1947 film by Harry Beaumont

Undercover Maisie is a 1947 American comedy film directed by Harry Beaumont and starring Ann Sothern, Barry Nelson, and Mark Daniels. It was produced by Metro-Goldwyn-Mayer, the final film of the ten film Maisie series starring Ann Sothern as ex-showgirl Maisie Ravier. In this series entry, Maisie Ravier decides to join the Los Angeles police force. The previous film was Up Goes Maisie.

==Plot==
While moving to New York for work, Maisie Ravier loses her valuables to a confidence woman. When Maisie accurately and thoroughly describes the woman to the police, Lieutenant Paul Scott from the bunco squad is impressed at her observation skills. Paul convinces his boss, Captain Mead, to place Maisie in police training as he wants to use Maisie as an undercover agent to solve some of their unsolved frauds around the city.

Because of the distraction Maisie creates at the police academy, Paul gives her a private teacher, Chip Dolan. After training, Maisie is sent on her first mission: to catch a con artist called Willis Farnes, who poses as a psychic named "Amor". Maisie goes undercover as a wealthy woman who needs advice from a fortune teller on how to invest her vast fortune. Farnes fakes a trance, where he tells Maisie to jump on the very first investment offer she gets. After the session, Maisie "accidentally" runs into real estate broker Gilfred I. Rogers, who is really Farnes' accomplice. Maisie inadvertently reveals her true identity to Rogers. When Maisie returns to the station, she learns from Captain Mead that she has been had. Feeling like she has to redeem herself as a police officer, Maisie tries to figure out a way to find Rogers. Maisie finds some documents left behind by Rogers in her apartment, and among them is an invitation to an event that same night, which Farnes is hosting.

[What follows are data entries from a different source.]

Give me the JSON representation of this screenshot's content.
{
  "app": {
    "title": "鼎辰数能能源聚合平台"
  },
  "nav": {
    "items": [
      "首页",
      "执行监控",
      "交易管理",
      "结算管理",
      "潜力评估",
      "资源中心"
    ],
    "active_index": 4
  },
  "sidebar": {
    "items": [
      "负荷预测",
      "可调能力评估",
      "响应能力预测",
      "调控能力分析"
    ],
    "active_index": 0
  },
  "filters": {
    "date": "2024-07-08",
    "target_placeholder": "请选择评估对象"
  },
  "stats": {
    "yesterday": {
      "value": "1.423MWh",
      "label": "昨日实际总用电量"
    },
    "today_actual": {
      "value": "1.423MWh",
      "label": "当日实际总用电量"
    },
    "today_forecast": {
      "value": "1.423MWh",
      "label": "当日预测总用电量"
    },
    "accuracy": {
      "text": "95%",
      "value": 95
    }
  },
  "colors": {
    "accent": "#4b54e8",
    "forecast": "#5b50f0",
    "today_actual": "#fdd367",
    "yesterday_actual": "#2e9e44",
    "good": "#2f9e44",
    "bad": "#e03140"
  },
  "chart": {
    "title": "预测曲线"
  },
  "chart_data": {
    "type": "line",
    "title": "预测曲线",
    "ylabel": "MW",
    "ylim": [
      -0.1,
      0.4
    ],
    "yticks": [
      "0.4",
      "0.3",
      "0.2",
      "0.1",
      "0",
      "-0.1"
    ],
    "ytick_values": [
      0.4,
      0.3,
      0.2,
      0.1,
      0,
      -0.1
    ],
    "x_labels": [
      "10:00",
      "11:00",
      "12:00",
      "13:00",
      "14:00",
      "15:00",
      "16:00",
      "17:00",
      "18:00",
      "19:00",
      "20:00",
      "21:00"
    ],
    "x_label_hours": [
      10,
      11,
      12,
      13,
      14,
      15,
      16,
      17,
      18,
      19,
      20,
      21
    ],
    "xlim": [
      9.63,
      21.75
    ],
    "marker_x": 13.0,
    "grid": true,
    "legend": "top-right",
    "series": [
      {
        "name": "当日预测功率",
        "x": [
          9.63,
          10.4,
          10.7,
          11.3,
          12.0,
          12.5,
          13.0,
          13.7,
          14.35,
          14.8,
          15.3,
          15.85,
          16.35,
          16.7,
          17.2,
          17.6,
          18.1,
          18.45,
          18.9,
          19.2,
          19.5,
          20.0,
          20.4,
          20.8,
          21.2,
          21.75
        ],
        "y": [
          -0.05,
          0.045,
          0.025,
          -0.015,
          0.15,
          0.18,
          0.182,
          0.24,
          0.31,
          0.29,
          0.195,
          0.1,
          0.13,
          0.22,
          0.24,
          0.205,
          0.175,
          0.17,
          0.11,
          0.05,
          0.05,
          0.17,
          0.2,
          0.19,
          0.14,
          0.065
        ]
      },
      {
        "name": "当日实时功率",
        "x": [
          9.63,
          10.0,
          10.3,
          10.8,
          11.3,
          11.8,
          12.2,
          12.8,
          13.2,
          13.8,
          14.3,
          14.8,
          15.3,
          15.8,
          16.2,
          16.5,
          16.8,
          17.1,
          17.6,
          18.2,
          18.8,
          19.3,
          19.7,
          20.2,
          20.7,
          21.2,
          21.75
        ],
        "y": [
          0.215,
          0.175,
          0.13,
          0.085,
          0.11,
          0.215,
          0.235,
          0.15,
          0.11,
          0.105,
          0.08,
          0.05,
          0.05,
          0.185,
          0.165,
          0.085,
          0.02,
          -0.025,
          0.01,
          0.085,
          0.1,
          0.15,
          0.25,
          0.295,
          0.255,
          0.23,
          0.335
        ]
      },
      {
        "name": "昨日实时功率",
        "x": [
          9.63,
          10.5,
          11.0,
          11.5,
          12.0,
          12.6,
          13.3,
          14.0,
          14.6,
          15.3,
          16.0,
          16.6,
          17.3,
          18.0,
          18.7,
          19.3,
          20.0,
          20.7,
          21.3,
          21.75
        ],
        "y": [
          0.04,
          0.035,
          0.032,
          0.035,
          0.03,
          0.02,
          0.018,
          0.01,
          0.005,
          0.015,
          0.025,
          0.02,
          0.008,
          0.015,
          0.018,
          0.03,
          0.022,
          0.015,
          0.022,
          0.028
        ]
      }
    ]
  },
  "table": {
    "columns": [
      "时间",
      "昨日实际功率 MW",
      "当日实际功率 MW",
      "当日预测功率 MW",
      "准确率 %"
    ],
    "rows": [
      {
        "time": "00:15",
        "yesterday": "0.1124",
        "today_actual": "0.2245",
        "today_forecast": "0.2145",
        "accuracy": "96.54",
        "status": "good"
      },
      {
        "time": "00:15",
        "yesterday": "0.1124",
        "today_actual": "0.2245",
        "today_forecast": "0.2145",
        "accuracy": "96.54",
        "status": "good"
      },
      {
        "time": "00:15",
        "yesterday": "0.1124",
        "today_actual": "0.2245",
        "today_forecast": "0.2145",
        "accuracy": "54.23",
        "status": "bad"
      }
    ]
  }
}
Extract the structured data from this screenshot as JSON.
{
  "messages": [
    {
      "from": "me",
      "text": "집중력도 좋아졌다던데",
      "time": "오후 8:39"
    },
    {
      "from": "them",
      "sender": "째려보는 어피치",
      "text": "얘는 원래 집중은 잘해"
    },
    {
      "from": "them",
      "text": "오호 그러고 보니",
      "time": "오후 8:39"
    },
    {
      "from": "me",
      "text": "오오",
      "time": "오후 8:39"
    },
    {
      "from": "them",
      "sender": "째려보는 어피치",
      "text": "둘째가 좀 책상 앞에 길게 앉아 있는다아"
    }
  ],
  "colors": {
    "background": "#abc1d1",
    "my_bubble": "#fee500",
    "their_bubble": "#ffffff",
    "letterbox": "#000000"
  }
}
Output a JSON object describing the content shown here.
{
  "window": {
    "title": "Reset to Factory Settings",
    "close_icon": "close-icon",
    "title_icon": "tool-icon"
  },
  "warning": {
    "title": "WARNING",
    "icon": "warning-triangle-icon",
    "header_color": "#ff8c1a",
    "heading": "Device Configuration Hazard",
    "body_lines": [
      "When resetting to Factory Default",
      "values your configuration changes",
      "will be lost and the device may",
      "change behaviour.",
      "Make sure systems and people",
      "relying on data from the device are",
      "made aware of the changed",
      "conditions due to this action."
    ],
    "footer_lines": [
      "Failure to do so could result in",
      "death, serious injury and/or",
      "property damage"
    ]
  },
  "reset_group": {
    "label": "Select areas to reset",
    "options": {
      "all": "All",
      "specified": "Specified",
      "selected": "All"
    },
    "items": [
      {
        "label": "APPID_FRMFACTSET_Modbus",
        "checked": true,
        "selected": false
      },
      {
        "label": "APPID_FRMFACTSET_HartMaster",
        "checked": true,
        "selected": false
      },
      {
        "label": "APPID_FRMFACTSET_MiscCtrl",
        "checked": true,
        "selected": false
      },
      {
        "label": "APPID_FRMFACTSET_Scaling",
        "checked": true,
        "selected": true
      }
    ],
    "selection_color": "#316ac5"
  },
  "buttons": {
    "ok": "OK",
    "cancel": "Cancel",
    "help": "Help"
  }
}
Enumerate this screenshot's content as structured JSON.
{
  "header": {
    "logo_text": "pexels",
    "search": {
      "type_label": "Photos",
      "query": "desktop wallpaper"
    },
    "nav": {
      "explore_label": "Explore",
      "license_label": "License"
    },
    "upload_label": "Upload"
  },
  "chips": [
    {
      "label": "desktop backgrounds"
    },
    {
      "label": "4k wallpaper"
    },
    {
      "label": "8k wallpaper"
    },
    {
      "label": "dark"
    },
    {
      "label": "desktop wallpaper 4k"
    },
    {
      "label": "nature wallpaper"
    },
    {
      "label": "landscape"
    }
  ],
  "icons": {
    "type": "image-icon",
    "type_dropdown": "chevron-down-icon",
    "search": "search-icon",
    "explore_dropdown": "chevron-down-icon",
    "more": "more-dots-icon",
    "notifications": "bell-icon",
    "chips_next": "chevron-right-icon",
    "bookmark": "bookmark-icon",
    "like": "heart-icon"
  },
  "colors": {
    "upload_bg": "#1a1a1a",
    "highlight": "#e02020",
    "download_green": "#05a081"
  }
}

Maisie goes to the event to investigate on her own, and discovers that they are bilking several military families in a real estate scam. Farnes recognizes Maisie and has his goons, Mr. and Mrs. Guy Canford, kidnap her. Maisie gets a secret message out of the hideout regarding where she is. Before Paul and the police arrive at the hideout, Farnes and the Canfords have already left with Maisie for Long Beach. On the way there, the Canfords knock Farnes out, and decide to kill and dump Maisie by the side of the road. When Paul and the police arrive at the site where the Canfords planned to kill Maisie, they find that Maisie, using her police self-defense training, was able to subdue the Canfords. Paul embraces Maisie, stating that their marriage and honeymoon will be an interesting one.

==Reception==
The film earned $779,000 in the U.S. and Canada, and $245,000 in other markets, resulting in a loss of $142,000.